A swift burst of wind reached down through the trees and rode up over the sloping back sides of the two shelters and struck the fire. The tall flames bent and flattened and stretched long downwind and spat a multitude of red sparks out over the ice imprisoned lake.
“The storm acts like it’ll last a while,” Will said.
“Looks that way,” Alice replied.
“I’m going to sleep for a while and wait for the storm to stop,” Will said. He crawled into his lean-to.

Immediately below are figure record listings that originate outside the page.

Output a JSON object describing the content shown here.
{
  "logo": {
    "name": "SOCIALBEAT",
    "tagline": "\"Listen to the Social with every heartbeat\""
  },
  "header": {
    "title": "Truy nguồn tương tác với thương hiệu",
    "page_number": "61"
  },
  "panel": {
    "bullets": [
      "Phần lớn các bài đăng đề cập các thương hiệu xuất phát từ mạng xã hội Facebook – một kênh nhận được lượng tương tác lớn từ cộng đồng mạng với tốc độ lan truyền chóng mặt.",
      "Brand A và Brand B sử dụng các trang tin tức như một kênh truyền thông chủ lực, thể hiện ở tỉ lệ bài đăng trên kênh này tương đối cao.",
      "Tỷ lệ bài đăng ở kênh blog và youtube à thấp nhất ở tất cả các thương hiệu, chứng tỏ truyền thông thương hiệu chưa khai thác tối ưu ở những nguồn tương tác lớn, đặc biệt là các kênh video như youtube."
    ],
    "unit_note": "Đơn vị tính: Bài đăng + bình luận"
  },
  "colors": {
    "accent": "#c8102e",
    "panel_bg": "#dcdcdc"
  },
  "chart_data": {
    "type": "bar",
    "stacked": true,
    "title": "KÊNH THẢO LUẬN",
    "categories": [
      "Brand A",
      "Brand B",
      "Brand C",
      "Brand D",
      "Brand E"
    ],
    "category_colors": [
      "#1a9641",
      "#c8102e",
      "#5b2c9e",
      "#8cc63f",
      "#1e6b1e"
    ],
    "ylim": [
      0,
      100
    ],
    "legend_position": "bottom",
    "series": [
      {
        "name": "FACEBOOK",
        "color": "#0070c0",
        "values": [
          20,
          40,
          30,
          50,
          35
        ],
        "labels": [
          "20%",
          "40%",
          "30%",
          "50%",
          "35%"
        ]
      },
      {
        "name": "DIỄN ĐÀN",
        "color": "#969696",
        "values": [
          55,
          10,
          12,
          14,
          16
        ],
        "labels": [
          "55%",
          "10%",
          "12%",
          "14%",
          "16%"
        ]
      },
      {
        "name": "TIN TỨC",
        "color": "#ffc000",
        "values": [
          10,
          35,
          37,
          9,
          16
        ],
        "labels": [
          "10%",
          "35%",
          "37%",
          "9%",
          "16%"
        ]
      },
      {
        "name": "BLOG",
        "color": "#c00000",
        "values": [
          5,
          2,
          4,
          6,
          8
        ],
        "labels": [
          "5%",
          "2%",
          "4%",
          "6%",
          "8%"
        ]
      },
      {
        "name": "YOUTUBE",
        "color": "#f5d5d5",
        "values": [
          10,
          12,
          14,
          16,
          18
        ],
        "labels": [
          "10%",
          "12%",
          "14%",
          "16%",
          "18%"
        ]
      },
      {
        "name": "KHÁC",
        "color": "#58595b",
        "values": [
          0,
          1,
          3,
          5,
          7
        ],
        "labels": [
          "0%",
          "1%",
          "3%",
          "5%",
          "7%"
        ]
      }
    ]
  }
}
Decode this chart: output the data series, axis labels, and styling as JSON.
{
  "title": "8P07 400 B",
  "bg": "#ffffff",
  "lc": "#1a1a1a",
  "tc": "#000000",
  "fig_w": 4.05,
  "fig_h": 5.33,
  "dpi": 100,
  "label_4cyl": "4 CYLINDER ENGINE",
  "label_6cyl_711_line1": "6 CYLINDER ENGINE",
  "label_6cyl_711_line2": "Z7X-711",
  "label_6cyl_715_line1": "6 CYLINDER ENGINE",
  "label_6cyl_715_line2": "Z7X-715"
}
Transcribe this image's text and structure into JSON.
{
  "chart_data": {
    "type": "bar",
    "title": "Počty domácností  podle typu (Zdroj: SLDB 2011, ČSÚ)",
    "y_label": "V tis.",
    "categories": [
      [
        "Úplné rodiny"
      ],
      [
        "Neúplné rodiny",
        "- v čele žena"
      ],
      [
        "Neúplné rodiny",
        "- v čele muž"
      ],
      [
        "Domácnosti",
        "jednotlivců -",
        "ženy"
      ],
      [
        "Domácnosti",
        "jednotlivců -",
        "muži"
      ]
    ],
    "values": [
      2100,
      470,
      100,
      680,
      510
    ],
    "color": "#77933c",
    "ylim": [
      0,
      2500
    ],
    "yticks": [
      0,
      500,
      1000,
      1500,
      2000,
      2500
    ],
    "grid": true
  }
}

Alice remained silent. She was exhausted and cold, but dare she close her eyes and rest with not knowing the character of the fellow?
She spread the canvas and blankets upon the mat of pine boughs. Placing the hatchet ready to her hand, she pulled the covers over her and lay facing the fire. Her eyelids felt as if lead weights were pulling them down. She would close her eyes and rest just for a moment. She went instantly to sleep.
*
Alice awoke shivering with the cold. She twisted about and peered out from under the shelter. The snow had stopped falling. The wind had raced off to some distant place and the pine trees surrounding the camp stood rigid in the intense cold. Wood smoke lay in a thin, motionless gray fog between the lowest limbs of the pine trees and the snowy ground. The fire had burned itself away too only a pile of coals frosted with grayish ash.
She turned to Will’s shelter. He appeared to be sleeping soundly and that was a good thing for he had worried her. However i
t seemed that he meant her no harm regardless of his tough talk.
She rolled out from under the lean-to and tossed fresh wood upon the bed of coals. Flames, waiting only to be awakened, sprang to life. She threw on more wood and the flames greedily ate and grew to stand tall in the windless day.
Alice spread her cold hands out to the flames and listened to their crackling talk as she looked at the lake wearing a wave tossed covering of snow drifts. The stiff polar wind had performed a Herculean task of creating snow drifts tall as Alice’s chest and many yards long. Every drift was aligned north to south. In the alleyways between the drifts, the snow lay but thinly, and in many places the ice had been swept clean. She noted a frequent linking of one snow free area with another. Her eyes turned upward to the sky that held a hard blue color, and then to the south where the sun was small and pale and gave no warmth to the frozen forest and lake.
She called out to Will. “The storm is over.”
Will sat up and tossed off his blankets. He sat for a time and silently looked at Alice. “We’re going in the same direction. You want to go with me. I’m strong and can help you. And I’d like somebody to talk with.”
Alice silently considered the proposition. He seemed friendly enough and he had made no trouble for her as she had slept. She admitted to herself, that she wanted somebody to travel with, to share the dangers that must lie ahead. Also, she judged him strong even with his slenderness.
“I can help you fight off the wolves.” Will said, as if reading her thoughts.
“Are you trying to scare me?”
“No. Just telling you the truth.”
“I’ll go with you until we cross the border.”
“You’re a stout girl,” Will said and for the first time he smiled at Alice.
“Not so stout.” Then to herself, just scared of who might be close behind me.